Rendering his parts with suppressed ferocity that suggest Edward Munch’s “The Scream”, the saxman’s mercurial output occasionally initiates billowing, shredded reed tones as if Perraud’s ratamacues and Duboc’s power strokes threaten to reduce him to further silence. Nonetheless, the bassist’s and drummer’s self-discipline is commendable when they resort to hand slaps on drum tops and positioned taps on the bass’s belly and ribs to enliven Bennani’s indolent lowing without masking it. Miraculously tonal fragmentation is masticated into a recapping of the initial head by Bennani during the second tune’s penultimate moments. Rounding the circle with Duboc’s staccato rumbles and Perraud’s rim-shot knocks, the piece concludes disconcertedly, when the saxman literally stops making sounds.
If the approach on There Starts the Future is languid and almost static, then La Grande Peste’s key words are agitated and frenetic. As the various sections of Duscombs’ kit reverberate with flams, drags, pops and paradiddles and Perrenoud’s electric bass sluices percussive thumps, alongside, Boubaker pierces the air with intensity vibratos, hocketing snorts, extended colored air pops and glottal squeaks.
Tracks like “La fête des blattes” and “The great purgatory of dead porn stars” aptly demonstrate the trio’s power. Reposing on an ostinato of dense bass guitar licks plus percussion rolls, the end product often resembles that produced by heavy metal-jazz combs like Zu or The Thing. Still Boubaker’s catalogue of freak tones, reed bites and bubbling altissimo cries is distinctively his own.
Climatically, the celebration of deceased adult movie performers’ comeuppance milks additional thrusts and screams from all three. With the percussionist irregularly pumping out a thick backbeat, as well as rattling bell trees and wood blocks and the bassist rappelling up and down his electric instrument’s neck as if he was playing a fretless bass, the ecstatic three-thing allows the saxophonist to pump even harder.
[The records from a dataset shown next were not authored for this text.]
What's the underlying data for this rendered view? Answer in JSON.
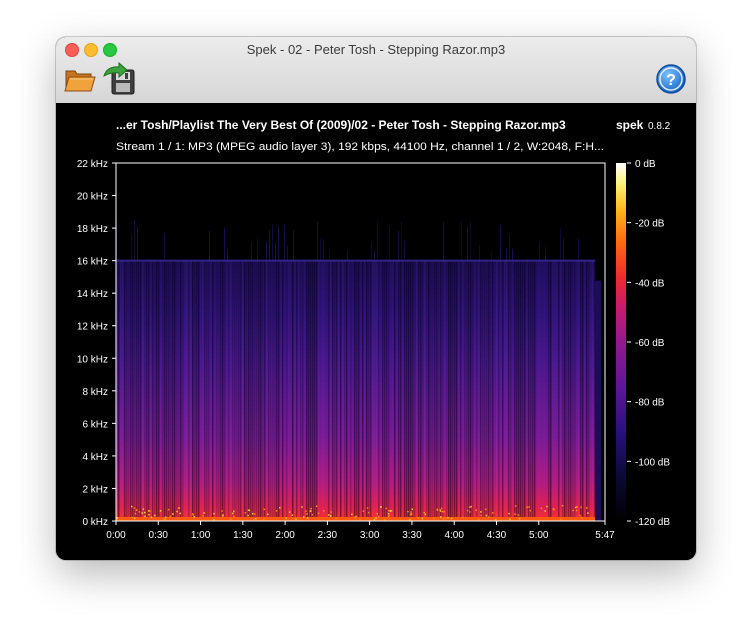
{
  "window": {
    "title": "Spek - 02 - Peter Tosh - Stepping Razor.mp3"
  },
  "toolbar": {
    "open_icon": "folder-open-icon",
    "save_icon": "save-export-icon",
    "help_icon": "help-question-icon",
    "help_label": "?"
  },
  "header": {
    "file_path": "...er Tosh/Playlist The Very Best Of (2009)/02 - Peter Tosh - Stepping Razor.mp3",
    "app_name": "spek",
    "app_version": "0.8.2",
    "stream_info": "Stream 1 / 1: MP3 (MPEG audio layer 3), 192 kbps, 44100 Hz, channel 1 / 2, W:2048, F:H..."
  },
  "colors": {
    "background": "#000000",
    "text": "#ffffff",
    "palette": [
      "#000000",
      "#0a0a34",
      "#2a107d",
      "#5c1698",
      "#93198f",
      "#c91c6b",
      "#ee2b2f",
      "#ff6a10",
      "#ffb71a",
      "#fff175",
      "#ffffff"
    ]
  },
  "chart_data": {
    "type": "heatmap",
    "description_axes": "time (x) vs frequency (y), intensity in dB",
    "x_ticks": [
      "0:00",
      "0:30",
      "1:00",
      "1:30",
      "2:00",
      "2:30",
      "3:00",
      "3:30",
      "4:00",
      "4:30",
      "5:00",
      "5:47"
    ],
    "x_tick_seconds": [
      0,
      30,
      60,
      90,
      120,
      150,
      180,
      210,
      240,
      270,
      300,
      347
    ],
    "x_range_seconds": [
      0,
      347
    ],
    "y_ticks": [
      "0 kHz",
      "2 kHz",
      "4 kHz",
      "6 kHz",
      "8 kHz",
      "10 kHz",
      "12 kHz",
      "14 kHz",
      "16 kHz",
      "18 kHz",
      "20 kHz",
      "22 kHz"
    ],
    "y_tick_khz": [
      0,
      2,
      4,
      6,
      8,
      10,
      12,
      14,
      16,
      18,
      20,
      22
    ],
    "y_range_khz": [
      0,
      22
    ],
    "colorbar_ticks": [
      "0 dB",
      "-20 dB",
      "-40 dB",
      "-60 dB",
      "-80 dB",
      "-100 dB",
      "-120 dB"
    ],
    "colorbar_values_db": [
      0,
      -20,
      -40,
      -60,
      -80,
      -100,
      -120
    ],
    "features": {
      "lowpass_cutoff_khz": 16,
      "sparse_content_up_to_khz": 18.5,
      "audio_end_seconds": 340
    }
  }
}
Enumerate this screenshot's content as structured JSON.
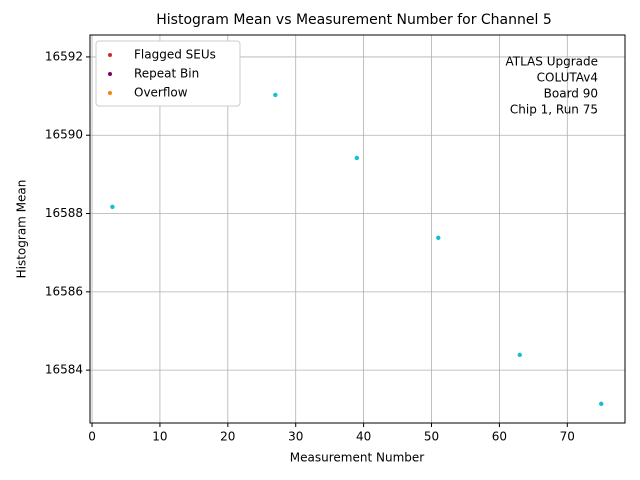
{
  "chart_data": {
    "type": "scatter",
    "title": "Histogram Mean vs Measurement Number for Channel 5",
    "xlabel": "Measurement Number",
    "ylabel": "Histogram Mean",
    "annotation": [
      "ATLAS Upgrade",
      "COLUTAv4",
      "Board 90",
      "Chip 1, Run 75"
    ],
    "series": [
      {
        "color": "#17becf",
        "x": [
          3,
          27,
          39,
          51,
          63,
          75
        ],
        "values": [
          16588.17,
          16591.03,
          16589.42,
          16587.38,
          16584.39,
          16583.14
        ]
      },
      {
        "name": "Flagged SEUs",
        "color": "#d62728",
        "x": [],
        "values": []
      },
      {
        "name": "Repeat Bin",
        "color": "#800060",
        "x": [],
        "values": []
      },
      {
        "name": "Overflow",
        "color": "#ff7f0e",
        "x": [],
        "values": []
      }
    ],
    "xlim": [
      -0.3,
      78.5
    ],
    "xticks": [
      0,
      10,
      20,
      30,
      40,
      50,
      60,
      70
    ],
    "ylim": [
      16582.65,
      16592.56
    ],
    "yticks": [
      16584,
      16586,
      16588,
      16590,
      16592
    ],
    "grid": true,
    "legend": "upper left"
  }
}
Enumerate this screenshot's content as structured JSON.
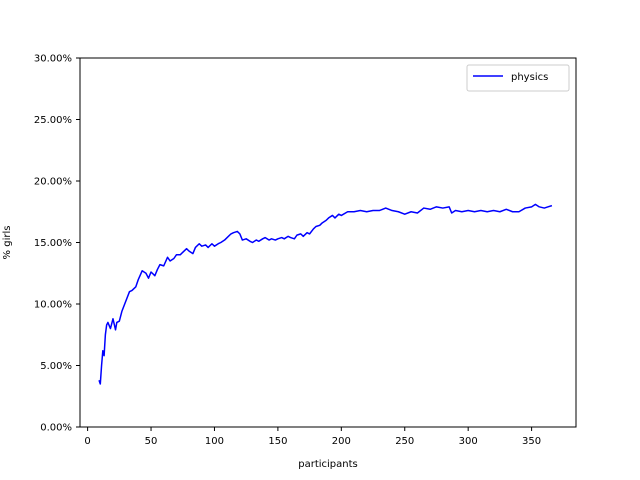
{
  "chart_data": {
    "type": "line",
    "xlabel": "participants",
    "ylabel": "% girls",
    "xlim": [
      -6,
      385
    ],
    "ylim": [
      0,
      30
    ],
    "xticks": [
      0,
      50,
      100,
      150,
      200,
      250,
      300,
      350
    ],
    "yticks": [
      0,
      5,
      10,
      15,
      20,
      25,
      30
    ],
    "ytick_labels": [
      "0.00%",
      "5.00%",
      "10.00%",
      "15.00%",
      "20.00%",
      "25.00%",
      "30.00%"
    ],
    "grid": false,
    "legend_position": "top-right",
    "series": [
      {
        "name": "physics",
        "color": "#0000ff",
        "x": [
          9,
          10,
          11,
          12,
          13,
          14,
          15,
          16,
          18,
          20,
          22,
          23,
          25,
          27,
          30,
          33,
          35,
          38,
          40,
          43,
          46,
          48,
          50,
          53,
          55,
          57,
          60,
          63,
          65,
          68,
          70,
          73,
          75,
          78,
          80,
          83,
          85,
          88,
          90,
          93,
          95,
          98,
          100,
          103,
          105,
          108,
          110,
          113,
          115,
          118,
          120,
          122,
          125,
          128,
          130,
          133,
          135,
          138,
          140,
          143,
          145,
          148,
          150,
          153,
          155,
          158,
          160,
          163,
          165,
          168,
          170,
          173,
          175,
          178,
          180,
          183,
          185,
          188,
          190,
          193,
          195,
          198,
          200,
          205,
          210,
          215,
          220,
          225,
          230,
          235,
          240,
          245,
          250,
          255,
          260,
          265,
          270,
          275,
          280,
          285,
          287,
          290,
          295,
          300,
          305,
          310,
          315,
          320,
          325,
          330,
          335,
          340,
          345,
          350,
          353,
          356,
          360,
          363,
          366
        ],
        "y": [
          3.8,
          3.5,
          5.0,
          6.2,
          5.8,
          7.5,
          8.3,
          8.5,
          8.0,
          8.8,
          7.9,
          8.5,
          8.6,
          9.4,
          10.2,
          11.0,
          11.1,
          11.4,
          12.0,
          12.7,
          12.5,
          12.1,
          12.6,
          12.3,
          12.8,
          13.2,
          13.1,
          13.8,
          13.5,
          13.7,
          14.0,
          14.0,
          14.2,
          14.5,
          14.3,
          14.1,
          14.6,
          14.9,
          14.7,
          14.8,
          14.6,
          14.9,
          14.7,
          14.9,
          15.0,
          15.2,
          15.4,
          15.7,
          15.8,
          15.9,
          15.7,
          15.2,
          15.3,
          15.1,
          15.0,
          15.2,
          15.1,
          15.3,
          15.4,
          15.2,
          15.3,
          15.2,
          15.3,
          15.4,
          15.3,
          15.5,
          15.4,
          15.3,
          15.6,
          15.7,
          15.5,
          15.8,
          15.7,
          16.1,
          16.3,
          16.4,
          16.6,
          16.8,
          17.0,
          17.2,
          17.0,
          17.3,
          17.2,
          17.5,
          17.5,
          17.6,
          17.5,
          17.6,
          17.6,
          17.8,
          17.6,
          17.5,
          17.3,
          17.5,
          17.4,
          17.8,
          17.7,
          17.9,
          17.8,
          17.9,
          17.4,
          17.6,
          17.5,
          17.6,
          17.5,
          17.6,
          17.5,
          17.6,
          17.5,
          17.7,
          17.5,
          17.5,
          17.8,
          17.9,
          18.1,
          17.9,
          17.8,
          17.9,
          18.0
        ]
      }
    ]
  }
}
Encompassing canyon-deep reverberating growls, honks, smears, tongue stops-and orgasmic cries, Boubaker finally ejaculates a spew of post-coital screams as Duscombs’ rebounds and drags loosen and tighten around this mock, mass coupling.
Elsewhere the members of Phat prove that their talent includes more than rock-hard physicality. The atmospheric “Ah!” for instance is constructed from timbral inferences not attacks, with the bassist’s single-string strokes resembling those of a berimbau and the drummer’s rumbles producing darbuka-like echoes. Eschewing the purported African affirmations, Boubaker’s spit tones are resolutely sprawling and distant.
Southern France and the Maghreb both have hot climates. Yet Boubaker chooses to portray that lifestyle in a steamy fashion, while Bennani’s nostalgic descriptions are more indolent.